Asymmetrical balance follows the same principle above but looses the reigns.  We are essentially looking for balance without using identical objects. Finding a composition while looking for asymmetrical balance can be a bit more challenging.  Asymmetrical balance calls for two elements weighted the same, but does not require them to be identical. Aysmmetircal balance can also be related to tone or space.  

A good indicator if you have achieved asymmetrical balance is that if you find your eye equally roams to the left and right equally, you likely have hit the target. 

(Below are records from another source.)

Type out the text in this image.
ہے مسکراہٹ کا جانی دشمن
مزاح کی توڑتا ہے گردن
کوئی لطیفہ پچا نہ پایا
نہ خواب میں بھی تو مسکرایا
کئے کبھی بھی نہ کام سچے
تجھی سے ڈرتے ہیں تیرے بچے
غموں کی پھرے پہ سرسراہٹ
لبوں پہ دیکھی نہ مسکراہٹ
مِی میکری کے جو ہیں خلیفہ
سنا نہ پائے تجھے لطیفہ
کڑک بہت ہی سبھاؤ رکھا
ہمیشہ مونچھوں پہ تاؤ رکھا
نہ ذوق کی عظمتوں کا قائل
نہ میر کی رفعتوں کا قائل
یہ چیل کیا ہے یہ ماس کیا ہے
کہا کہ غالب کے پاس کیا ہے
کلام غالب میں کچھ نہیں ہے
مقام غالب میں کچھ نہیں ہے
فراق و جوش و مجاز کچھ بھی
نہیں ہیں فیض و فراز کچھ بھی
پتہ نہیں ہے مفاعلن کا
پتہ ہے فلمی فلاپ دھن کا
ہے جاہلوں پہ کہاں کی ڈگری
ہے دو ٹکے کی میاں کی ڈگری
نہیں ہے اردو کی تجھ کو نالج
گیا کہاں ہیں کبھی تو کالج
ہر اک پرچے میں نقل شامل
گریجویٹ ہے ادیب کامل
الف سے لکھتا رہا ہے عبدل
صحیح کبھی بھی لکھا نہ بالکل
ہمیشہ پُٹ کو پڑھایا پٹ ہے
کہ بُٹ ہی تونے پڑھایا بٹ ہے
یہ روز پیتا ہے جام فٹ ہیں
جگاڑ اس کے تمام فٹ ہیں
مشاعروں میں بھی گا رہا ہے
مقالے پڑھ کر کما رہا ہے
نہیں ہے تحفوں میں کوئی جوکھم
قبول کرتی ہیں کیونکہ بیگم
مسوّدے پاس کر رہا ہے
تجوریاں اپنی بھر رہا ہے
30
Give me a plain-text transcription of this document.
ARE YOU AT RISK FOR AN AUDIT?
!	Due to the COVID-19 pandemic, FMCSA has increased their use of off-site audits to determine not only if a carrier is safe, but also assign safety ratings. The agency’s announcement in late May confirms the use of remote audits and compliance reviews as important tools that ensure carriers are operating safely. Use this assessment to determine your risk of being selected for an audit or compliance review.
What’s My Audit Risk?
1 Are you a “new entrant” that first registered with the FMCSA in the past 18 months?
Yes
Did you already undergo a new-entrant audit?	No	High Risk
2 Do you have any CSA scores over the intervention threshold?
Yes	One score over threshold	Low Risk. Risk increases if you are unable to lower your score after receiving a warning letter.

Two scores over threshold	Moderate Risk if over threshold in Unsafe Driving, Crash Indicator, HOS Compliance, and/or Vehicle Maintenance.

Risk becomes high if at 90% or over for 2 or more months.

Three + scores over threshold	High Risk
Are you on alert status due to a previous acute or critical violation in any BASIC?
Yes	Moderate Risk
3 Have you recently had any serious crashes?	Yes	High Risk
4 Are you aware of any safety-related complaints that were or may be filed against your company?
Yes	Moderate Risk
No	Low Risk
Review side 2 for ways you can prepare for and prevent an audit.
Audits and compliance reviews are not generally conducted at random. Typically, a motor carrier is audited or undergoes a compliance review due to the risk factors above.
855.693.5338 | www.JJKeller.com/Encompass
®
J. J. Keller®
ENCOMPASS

As an example below, I used tone (lights and darks) in a diagonal placement to achieve balance.

Radial Symmetry:

 Radial symmetry starts our point of focus in the center and then radiates out.  This might be one of the most difficult forms of balance to achieve.  Keith has an excellent example of this with his image, Blush Of Dawn (shown below).   Note how his sunrise is coming from close to the center and radiating out the top and the reflection in the bottom.  In addition, he’s also used symmetrical balance to balance two large darker objects on either side of the image to distribute weight and frame the picture.

Approximate Symmetry:

Let’s take things to a little deeper level.  Approximate balance follows the same principle as symmetry above but looses the reigns.  We are essentially looking for balance without using identical objects.  In the example below I balanced the weight of two objects, the fence on the right and the mound of grass on the left.  Both sides are similar in tones, but the left is clearly heavier than the right.  The weight of each in regard to space is evenly distributed, which supports our principle. 


Today we’ve covered several different elements to the principle of balance, and although we might not be able to recite each one tomorrow, let’s tuck these principles into our mind.  In the end, the most important thing to remember is that when you’re working on a composition, to identify all the elements in your frame, and making sure you are positioning them in a way that reflects balance.